In his appeal to the U.S. Supreme Court, McGirt’s attorney pointed out that his client and the victim both are citizens of the Seminole Nation and the crimes in Wagoner County occurred at a residence within the boundaries of the Muscogee (Creek) tribal reservation.
McGirt’s appeal led to a 5-4 U.S. Supreme Court ruling July 9, 2020, that reshaped the criminal justice system in Oklahoma. The Court decreed that the Creek Nation reservation in eastern Oklahoma was never disestablished by Congress.
State courts subsequently affirmed that eight other reservations in eastern Oklahoma – including the Cherokee, Chickasaw, Choctaws, Ottawa, Peoria, Quapaw, Wyandotte, and Seminole tribes – were never dissolved, either. As a direct result, Native Americans accused of committing serious crimes anywhere in “Indian Country” must be prosecuted in federal or tribal courts.

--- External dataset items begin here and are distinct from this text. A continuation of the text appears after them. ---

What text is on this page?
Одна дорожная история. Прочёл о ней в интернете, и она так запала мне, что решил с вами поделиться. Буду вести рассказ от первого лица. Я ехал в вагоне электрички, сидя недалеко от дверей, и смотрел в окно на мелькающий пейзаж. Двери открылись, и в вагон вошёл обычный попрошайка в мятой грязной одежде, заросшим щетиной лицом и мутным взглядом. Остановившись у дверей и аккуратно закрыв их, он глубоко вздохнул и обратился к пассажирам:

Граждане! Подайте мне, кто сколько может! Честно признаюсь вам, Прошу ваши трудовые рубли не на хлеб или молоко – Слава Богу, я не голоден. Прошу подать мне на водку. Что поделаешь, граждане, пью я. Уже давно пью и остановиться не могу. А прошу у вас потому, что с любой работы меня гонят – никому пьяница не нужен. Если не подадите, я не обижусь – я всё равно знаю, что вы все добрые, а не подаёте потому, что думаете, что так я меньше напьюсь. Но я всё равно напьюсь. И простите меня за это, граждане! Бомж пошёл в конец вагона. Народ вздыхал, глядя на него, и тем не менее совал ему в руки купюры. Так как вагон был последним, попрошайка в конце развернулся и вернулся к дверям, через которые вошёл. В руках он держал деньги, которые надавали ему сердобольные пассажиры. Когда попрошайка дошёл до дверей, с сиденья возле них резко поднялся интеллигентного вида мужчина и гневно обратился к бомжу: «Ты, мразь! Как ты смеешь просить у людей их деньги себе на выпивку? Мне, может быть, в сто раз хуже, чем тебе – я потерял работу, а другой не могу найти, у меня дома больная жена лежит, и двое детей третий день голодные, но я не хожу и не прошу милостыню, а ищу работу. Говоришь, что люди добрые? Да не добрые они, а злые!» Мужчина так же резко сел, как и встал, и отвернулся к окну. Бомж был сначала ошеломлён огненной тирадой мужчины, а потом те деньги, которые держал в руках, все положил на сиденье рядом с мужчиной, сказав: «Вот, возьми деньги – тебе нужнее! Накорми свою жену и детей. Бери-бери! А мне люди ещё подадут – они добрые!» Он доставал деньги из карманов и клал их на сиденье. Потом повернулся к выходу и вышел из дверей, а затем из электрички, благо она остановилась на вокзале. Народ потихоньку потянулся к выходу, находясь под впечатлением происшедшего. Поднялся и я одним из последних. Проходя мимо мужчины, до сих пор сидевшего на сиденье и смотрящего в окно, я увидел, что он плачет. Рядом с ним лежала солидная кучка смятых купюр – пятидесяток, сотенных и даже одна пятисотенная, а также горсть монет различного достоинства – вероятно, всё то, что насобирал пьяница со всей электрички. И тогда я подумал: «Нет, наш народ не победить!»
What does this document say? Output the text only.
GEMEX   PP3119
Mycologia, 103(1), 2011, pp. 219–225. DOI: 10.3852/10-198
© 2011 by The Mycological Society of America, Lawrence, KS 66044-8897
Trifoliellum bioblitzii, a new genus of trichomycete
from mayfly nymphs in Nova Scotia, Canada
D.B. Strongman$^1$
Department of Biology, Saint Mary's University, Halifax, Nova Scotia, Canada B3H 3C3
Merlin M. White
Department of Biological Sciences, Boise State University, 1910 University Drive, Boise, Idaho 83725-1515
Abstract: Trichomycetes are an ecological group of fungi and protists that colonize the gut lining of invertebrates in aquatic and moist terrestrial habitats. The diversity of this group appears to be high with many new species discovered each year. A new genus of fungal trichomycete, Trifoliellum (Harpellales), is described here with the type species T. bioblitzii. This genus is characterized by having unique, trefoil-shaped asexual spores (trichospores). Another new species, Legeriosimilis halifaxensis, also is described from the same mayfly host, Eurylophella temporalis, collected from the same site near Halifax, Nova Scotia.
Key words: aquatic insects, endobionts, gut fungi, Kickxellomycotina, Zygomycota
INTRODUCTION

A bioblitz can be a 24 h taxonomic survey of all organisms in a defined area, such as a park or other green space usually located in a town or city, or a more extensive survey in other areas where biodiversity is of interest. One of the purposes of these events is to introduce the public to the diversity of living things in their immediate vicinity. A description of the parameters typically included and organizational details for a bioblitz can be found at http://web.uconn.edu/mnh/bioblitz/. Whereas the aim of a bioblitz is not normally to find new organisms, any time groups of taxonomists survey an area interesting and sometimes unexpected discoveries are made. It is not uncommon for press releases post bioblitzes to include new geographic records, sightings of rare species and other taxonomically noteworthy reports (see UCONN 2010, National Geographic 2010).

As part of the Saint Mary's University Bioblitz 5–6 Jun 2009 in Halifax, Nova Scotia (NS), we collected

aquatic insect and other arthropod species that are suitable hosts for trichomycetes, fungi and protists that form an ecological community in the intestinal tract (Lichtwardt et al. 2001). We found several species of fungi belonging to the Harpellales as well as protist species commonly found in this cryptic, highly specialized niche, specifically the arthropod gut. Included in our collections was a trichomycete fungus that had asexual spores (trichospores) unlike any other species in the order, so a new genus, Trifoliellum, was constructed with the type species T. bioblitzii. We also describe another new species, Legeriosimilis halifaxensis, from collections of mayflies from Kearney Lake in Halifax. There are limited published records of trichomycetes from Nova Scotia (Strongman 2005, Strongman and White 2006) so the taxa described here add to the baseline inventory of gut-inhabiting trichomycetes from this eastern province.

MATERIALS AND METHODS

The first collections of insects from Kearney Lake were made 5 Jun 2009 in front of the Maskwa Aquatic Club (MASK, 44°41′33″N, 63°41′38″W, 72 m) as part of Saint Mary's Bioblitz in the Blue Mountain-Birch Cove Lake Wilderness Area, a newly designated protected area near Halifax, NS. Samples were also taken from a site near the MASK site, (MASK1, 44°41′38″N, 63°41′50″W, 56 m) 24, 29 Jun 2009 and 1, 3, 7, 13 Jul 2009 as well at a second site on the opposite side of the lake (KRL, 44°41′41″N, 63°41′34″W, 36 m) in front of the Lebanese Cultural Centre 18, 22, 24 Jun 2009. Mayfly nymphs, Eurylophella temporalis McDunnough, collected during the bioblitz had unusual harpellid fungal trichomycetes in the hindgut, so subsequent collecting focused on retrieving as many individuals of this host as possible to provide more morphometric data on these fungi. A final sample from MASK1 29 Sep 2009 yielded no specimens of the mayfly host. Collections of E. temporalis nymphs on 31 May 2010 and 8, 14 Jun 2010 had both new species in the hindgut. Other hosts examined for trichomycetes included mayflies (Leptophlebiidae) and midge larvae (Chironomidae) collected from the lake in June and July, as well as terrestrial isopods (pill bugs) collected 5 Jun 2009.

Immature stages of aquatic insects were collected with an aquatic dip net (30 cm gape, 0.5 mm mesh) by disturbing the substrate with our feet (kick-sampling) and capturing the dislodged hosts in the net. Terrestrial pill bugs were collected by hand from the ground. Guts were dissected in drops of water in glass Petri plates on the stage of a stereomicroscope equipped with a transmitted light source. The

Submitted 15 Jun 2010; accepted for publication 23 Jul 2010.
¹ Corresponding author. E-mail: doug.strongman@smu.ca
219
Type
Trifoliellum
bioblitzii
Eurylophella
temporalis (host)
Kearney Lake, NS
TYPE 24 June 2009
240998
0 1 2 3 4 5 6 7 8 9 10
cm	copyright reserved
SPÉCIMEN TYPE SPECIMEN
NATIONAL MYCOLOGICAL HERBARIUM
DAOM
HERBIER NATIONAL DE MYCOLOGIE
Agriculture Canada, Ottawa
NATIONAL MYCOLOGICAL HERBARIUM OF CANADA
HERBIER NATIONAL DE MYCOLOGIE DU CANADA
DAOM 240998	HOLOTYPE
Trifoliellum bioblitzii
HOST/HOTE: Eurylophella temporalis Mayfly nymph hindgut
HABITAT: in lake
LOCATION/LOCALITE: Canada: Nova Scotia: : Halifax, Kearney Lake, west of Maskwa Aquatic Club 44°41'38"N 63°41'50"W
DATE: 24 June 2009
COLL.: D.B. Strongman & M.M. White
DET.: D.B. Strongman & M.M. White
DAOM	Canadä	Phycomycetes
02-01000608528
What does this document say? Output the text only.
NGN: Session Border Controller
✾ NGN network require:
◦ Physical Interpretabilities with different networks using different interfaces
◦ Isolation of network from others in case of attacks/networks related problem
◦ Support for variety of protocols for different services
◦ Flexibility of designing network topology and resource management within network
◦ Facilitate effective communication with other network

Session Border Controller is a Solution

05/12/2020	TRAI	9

McGirt was retried in federal court in November 2020 and convicted again. And again on appeal his conviction was overturned, this time by the 10th U.S. Circuit Court of Appeals.
On Dec. 5, 2023, he pleaded guilty in Muskogee’s Eastern District federal court to one count of aggravated sexual abuse in Indian Country. He confessed to sexually abusing a child.
Despite the Supreme Court’s ruling in McGirt v. Oklahoma, it did not affect all of Oklahoma – a Choctaw term for “red people.”
State district courts and the Oklahoma Court of Criminal Appeals have determined that the Kickapoo, the Cheyenne- Arapaho, and the Kiowa Comanche and Apache reservations are “no longer Indian Country within the meaning of federal law.” The Kickapoo and the Cheyenne- Arapaho reservations were disestablished in 1891, and the Kiowa Comanche and Apache reservation was disestablished in 1900.